Ondřej Přibyl – Models & Constants
Date | – |
---|---|
Vernissage | 10.01.2024 18:00 |
Curator | Petr Vaňous |
Experimental artist Ondřej Přibyl (1978) uses the photographic medium in contradiction with its primary function, meaning utility. Instead of taking advantage of the medium’s reproductive function, he works with the uniqueness of its immediate pictorial constitution. His photo-journeys, whatever they may be, allow him to work with imprints of objective states. In fact, he uses imprints and traces in order to evoke and establish models and model situations that explore and address the relationship to objectness. Images of things and our perception of them are trapped in the canon of how they are depicted. Hidden within a frontal or lateral view are latent conventions of representation. Even the choice of which objects are removed from the infinite field of potential attention and placed in front of the camera lens says much about the original level of Přibyl’s sensitivity towards what presents itself as objectness and what is depicted, almost inappropriately, from another, opposite, unfamiliar, or forgotten angle.
Any act of seeing includes a rational interpretation of the seen. The observed object – an object subjected to the process of examination and inspection (motor intention) – finds itself within a subset of sensory perception and rational evaluation. The core of the matter tends to be hidden from view. The gaze slides across the surface and its curves like a “physical act.” Every object can be perceived as its “likeness,” and we can establish a conventional relationship with it, appropriate it through contours, volume, and surface, or draw it into the order of the “known world.” But if the gaze deviates from its established positions, then we see the back side of the image – an area that arouses fundamental questions relating to how and what we actually, truly see and perceive. The result is a moment of shock as we are alienated from the familiar and “mentally ingrained.”
An object that has been removed from its natural context ceases to be a “cultural object.” The artist has liberated its “pictorial trace” (imprint) – and not just “physically,” for it has also been unbound from any more closely definable intentionality. This weakens our ability to read the “message” of the artifact as an “embodiment of meaning.” But the thing that has been truly and primarily weakened is the level of “social intention,” while, on the other hand, a space has opened up for motor intention and for the general potential of perception as such, meaning affordance.
All of the objects that Přibyl places at the center of our attention possess some dominantly oriented function or movement, meaning that this function or movement are the basic “production” characteristics that the object has retained as an integral part of its constitution and surface treatment (funnel, sieve, tub, bushing, radar, chimney, etc.).
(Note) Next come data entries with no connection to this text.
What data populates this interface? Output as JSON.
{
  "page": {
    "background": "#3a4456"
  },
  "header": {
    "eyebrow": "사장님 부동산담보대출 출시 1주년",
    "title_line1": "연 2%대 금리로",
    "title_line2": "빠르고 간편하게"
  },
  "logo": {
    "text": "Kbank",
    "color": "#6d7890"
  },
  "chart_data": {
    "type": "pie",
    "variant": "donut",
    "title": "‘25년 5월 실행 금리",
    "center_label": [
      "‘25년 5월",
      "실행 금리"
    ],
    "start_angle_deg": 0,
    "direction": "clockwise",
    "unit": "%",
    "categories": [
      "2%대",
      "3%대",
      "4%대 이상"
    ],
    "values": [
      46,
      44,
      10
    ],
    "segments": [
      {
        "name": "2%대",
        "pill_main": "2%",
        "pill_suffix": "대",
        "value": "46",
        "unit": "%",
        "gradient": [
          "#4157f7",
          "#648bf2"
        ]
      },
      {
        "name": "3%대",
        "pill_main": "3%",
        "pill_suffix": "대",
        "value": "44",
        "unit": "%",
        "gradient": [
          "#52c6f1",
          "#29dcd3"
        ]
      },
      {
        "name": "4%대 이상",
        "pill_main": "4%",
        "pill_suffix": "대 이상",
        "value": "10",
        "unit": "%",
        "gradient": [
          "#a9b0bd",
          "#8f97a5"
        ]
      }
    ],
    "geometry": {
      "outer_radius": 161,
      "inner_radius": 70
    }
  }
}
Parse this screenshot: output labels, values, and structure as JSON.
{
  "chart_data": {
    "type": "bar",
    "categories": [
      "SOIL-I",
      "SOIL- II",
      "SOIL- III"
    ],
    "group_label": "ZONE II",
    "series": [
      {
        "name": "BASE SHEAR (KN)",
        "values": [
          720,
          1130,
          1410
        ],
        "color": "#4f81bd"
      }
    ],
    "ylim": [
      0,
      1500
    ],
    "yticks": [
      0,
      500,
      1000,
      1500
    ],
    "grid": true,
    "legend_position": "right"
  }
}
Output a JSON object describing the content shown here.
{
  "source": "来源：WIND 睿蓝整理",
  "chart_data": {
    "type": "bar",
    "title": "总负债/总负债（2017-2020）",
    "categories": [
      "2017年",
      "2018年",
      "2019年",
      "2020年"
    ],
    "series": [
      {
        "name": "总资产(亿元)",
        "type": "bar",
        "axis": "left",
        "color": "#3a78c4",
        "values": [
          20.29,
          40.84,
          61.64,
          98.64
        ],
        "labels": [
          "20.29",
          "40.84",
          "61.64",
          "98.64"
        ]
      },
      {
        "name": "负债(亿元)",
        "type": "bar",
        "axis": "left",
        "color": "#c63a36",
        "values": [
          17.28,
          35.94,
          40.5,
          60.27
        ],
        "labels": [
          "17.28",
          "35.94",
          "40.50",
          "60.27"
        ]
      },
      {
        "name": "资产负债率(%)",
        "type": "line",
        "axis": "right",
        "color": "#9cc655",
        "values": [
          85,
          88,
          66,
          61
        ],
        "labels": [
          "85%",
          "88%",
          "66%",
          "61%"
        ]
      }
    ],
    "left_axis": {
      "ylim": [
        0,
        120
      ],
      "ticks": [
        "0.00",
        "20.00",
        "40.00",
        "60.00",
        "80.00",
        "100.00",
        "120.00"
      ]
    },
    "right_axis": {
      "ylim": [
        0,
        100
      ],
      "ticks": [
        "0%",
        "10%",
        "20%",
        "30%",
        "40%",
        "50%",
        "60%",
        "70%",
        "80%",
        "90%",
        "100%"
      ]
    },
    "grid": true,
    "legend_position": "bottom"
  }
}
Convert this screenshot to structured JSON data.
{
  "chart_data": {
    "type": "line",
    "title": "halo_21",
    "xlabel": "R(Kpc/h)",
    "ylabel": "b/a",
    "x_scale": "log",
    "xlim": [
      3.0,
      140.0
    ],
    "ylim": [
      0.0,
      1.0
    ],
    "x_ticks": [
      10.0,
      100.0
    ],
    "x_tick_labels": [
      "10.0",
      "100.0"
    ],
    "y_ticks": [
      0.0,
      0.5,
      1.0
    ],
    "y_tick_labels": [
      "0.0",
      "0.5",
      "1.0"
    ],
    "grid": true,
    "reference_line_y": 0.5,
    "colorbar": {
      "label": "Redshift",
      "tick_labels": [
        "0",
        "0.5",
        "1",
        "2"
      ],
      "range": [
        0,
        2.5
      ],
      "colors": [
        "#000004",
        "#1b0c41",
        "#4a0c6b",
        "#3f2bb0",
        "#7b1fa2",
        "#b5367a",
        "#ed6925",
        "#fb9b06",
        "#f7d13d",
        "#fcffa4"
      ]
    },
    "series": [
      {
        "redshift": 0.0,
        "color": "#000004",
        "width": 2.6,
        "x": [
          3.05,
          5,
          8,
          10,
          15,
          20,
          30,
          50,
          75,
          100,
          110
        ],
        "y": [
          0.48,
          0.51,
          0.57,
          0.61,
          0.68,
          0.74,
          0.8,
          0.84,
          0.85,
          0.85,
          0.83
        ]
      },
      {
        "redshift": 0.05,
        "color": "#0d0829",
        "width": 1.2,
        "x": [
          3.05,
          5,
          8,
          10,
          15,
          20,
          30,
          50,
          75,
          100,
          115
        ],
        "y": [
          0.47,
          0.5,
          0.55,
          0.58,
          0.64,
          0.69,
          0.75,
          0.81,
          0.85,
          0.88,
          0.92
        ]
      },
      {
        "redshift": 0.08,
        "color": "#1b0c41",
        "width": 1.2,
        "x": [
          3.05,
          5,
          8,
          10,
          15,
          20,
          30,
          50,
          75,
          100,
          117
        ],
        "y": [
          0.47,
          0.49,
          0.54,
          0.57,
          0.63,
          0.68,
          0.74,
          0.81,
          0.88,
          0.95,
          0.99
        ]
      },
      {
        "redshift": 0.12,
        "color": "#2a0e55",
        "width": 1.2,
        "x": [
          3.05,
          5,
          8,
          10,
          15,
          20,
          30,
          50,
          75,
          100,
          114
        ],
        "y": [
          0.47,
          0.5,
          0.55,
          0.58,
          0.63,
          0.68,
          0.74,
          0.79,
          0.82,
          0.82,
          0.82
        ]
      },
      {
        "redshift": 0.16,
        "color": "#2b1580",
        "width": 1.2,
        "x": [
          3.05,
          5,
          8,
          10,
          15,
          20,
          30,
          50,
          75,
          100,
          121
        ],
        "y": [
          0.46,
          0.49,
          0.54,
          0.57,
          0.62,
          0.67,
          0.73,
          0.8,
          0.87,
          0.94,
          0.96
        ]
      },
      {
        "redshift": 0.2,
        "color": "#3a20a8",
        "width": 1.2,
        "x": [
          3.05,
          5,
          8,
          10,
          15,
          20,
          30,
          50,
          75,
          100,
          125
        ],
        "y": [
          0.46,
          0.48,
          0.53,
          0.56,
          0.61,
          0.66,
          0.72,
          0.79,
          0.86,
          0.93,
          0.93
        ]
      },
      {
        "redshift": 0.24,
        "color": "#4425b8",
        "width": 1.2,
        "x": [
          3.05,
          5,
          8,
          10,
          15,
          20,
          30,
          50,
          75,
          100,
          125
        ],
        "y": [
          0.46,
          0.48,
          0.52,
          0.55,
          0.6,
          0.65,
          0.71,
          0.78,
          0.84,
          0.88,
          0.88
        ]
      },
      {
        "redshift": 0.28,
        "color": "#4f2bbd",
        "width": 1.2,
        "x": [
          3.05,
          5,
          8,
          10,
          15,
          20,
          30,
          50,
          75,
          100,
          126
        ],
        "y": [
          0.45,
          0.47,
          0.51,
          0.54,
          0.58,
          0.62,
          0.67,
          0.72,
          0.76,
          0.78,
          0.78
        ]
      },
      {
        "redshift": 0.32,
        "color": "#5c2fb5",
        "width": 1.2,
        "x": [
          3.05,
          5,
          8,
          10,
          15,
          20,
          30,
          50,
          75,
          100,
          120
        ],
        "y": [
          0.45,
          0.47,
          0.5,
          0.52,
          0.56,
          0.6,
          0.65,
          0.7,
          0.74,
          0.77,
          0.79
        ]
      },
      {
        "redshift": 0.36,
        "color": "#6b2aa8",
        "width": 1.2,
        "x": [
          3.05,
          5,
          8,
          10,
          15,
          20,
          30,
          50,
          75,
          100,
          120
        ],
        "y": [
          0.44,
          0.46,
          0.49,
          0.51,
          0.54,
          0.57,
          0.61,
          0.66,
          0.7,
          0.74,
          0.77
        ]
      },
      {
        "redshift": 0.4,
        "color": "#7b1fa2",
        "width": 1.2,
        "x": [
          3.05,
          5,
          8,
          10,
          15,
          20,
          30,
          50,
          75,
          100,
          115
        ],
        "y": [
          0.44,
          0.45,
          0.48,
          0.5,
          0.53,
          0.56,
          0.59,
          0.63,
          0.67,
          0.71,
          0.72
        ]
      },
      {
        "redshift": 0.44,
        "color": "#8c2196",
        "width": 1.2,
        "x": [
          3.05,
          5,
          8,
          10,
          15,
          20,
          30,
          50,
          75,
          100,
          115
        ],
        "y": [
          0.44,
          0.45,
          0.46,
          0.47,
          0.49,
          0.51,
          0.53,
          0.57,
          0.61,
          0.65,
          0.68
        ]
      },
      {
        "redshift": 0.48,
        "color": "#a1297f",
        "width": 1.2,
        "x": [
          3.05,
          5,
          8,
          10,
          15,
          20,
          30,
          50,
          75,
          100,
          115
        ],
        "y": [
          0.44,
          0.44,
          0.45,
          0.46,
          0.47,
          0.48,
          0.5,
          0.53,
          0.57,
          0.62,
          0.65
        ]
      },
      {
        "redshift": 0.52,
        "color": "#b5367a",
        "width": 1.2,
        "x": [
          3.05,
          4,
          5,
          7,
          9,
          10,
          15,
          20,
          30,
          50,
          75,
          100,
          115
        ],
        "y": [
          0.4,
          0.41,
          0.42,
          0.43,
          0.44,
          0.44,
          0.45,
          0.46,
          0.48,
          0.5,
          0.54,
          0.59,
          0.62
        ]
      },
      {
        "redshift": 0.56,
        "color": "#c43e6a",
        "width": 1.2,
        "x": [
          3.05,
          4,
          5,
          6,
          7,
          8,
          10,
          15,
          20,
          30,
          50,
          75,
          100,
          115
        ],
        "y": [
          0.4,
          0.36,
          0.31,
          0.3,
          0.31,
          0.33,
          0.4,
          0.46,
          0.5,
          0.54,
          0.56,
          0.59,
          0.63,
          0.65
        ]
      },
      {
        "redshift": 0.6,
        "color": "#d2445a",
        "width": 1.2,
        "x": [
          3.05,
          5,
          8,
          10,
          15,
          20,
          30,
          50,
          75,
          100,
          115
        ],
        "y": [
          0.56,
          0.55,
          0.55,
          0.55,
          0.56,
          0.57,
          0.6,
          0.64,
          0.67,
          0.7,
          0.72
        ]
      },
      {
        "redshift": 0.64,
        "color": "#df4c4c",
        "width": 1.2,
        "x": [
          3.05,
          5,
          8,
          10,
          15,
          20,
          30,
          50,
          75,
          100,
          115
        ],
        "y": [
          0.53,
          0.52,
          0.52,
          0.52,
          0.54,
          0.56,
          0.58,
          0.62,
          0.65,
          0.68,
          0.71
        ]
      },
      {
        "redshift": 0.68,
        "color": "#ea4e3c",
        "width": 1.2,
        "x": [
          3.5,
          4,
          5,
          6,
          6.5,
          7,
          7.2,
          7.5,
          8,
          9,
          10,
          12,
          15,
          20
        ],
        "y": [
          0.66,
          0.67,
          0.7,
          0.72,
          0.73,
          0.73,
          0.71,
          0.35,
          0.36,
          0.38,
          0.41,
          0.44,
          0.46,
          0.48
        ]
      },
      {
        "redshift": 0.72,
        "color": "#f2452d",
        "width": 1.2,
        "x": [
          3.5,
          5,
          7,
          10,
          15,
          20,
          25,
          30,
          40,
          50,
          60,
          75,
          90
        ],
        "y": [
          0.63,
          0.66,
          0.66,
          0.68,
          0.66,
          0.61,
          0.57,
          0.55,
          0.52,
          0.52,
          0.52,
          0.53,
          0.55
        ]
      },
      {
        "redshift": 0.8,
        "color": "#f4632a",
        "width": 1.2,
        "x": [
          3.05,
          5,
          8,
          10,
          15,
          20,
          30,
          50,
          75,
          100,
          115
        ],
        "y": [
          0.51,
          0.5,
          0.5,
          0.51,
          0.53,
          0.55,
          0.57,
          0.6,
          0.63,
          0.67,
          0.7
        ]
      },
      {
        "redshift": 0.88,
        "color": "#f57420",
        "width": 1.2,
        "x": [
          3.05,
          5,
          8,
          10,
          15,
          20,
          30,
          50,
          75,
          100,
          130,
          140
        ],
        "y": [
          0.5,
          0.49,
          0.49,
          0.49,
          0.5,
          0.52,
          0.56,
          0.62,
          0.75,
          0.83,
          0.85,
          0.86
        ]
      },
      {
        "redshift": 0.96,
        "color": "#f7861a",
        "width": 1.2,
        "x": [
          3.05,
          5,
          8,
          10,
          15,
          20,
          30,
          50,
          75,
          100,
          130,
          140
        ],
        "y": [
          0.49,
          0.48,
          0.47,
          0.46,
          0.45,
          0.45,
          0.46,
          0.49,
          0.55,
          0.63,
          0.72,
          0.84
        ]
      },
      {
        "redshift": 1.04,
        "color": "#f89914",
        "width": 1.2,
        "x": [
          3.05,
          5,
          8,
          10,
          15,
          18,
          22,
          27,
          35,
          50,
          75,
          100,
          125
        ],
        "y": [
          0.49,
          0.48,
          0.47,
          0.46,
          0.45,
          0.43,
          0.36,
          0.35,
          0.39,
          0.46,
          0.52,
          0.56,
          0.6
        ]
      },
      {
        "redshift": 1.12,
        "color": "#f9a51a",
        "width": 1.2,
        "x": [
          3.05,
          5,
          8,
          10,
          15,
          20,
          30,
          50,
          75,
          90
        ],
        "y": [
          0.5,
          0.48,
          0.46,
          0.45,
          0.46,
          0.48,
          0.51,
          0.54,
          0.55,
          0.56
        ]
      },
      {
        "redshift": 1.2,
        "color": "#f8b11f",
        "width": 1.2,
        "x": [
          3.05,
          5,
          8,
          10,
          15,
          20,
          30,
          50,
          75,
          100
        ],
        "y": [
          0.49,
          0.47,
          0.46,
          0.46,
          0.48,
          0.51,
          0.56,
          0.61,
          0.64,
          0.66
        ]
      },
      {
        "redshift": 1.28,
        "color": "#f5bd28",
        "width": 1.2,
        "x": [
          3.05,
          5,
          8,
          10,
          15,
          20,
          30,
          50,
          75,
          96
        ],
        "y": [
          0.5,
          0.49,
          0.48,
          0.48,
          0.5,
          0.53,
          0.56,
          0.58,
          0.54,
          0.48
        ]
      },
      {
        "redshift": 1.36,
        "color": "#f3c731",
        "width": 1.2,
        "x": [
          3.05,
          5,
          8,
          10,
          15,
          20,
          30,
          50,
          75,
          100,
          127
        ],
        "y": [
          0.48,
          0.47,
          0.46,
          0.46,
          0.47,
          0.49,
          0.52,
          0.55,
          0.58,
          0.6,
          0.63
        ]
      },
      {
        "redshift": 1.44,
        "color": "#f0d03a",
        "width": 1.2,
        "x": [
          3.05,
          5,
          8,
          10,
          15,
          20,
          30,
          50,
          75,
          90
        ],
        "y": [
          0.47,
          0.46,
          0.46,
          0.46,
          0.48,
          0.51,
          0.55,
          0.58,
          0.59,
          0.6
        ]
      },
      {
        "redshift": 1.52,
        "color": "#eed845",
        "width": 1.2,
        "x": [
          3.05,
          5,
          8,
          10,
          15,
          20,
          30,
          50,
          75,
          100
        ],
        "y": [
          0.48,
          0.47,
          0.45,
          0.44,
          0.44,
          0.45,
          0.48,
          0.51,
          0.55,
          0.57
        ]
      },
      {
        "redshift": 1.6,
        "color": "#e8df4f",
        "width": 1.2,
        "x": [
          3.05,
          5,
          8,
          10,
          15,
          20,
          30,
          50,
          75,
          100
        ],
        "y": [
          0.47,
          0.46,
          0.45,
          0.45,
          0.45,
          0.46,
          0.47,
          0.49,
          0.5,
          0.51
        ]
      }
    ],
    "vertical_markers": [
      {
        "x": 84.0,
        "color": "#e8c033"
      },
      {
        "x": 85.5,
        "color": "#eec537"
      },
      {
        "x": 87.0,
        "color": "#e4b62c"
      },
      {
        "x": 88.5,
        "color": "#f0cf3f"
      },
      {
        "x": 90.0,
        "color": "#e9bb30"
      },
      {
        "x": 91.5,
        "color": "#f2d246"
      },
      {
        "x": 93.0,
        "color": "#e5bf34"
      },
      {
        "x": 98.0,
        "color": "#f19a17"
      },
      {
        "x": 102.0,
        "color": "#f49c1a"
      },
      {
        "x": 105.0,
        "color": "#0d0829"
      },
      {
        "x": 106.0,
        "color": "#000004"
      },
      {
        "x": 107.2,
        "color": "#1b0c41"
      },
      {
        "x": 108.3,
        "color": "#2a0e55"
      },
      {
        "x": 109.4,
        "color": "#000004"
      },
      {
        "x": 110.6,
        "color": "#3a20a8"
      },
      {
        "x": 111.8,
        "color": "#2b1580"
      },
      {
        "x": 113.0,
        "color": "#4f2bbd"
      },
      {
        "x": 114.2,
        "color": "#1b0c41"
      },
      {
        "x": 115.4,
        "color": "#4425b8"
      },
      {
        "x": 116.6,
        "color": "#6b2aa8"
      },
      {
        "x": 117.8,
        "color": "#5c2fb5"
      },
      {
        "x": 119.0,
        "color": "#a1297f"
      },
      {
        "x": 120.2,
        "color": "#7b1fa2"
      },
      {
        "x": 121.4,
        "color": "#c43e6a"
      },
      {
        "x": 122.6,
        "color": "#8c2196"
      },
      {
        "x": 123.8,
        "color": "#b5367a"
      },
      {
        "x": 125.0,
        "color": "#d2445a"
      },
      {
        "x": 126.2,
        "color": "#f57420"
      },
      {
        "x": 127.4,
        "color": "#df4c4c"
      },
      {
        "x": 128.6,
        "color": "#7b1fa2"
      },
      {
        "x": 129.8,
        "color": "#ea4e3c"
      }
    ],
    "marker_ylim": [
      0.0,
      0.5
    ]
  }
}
In fact, these motor determinations, which the objects retain even after having been “consumed,” unbound from the world of the familiar, the useful, the functional, and generally from the world of rational existence, reveal themselves to be something alien or alienated, stripped of clear sense and meaning. Přibyl’s conceptual game involving scalar and technological “derivatives” of original images further increases our skepticism regarding the knowability of what we see and work instead with ambiguous mystification and mimicry (e.g., Dryouts / Foam).
Through model situations, the logic of objects and objective states reveals the outlines of certain constants whose alien nature would appear to be impenetrable and thus unacceptable for our perception. This is one reason why, when talking about his work, Přibyl refers to the hidden resonances of eschatology or the apocalypse, which would appear to be present as a warning not just in all objects and their imprints (traces) but in the very process of perception itself, which is enveloped, broken apart, and disassembled like a moiré pattern by the flip side of what we call “phenomena,” whose crystal-clear permeability is problematized, complicated, and obscured. In the art of Ondřej Přibyl, the beautiful surfaces of strange things hide unfamiliar, unsettling worlds. Or, conversely, alien and confounding worlds present the human perception with objects that put on a seemingly friendly, kind, and welcoming face.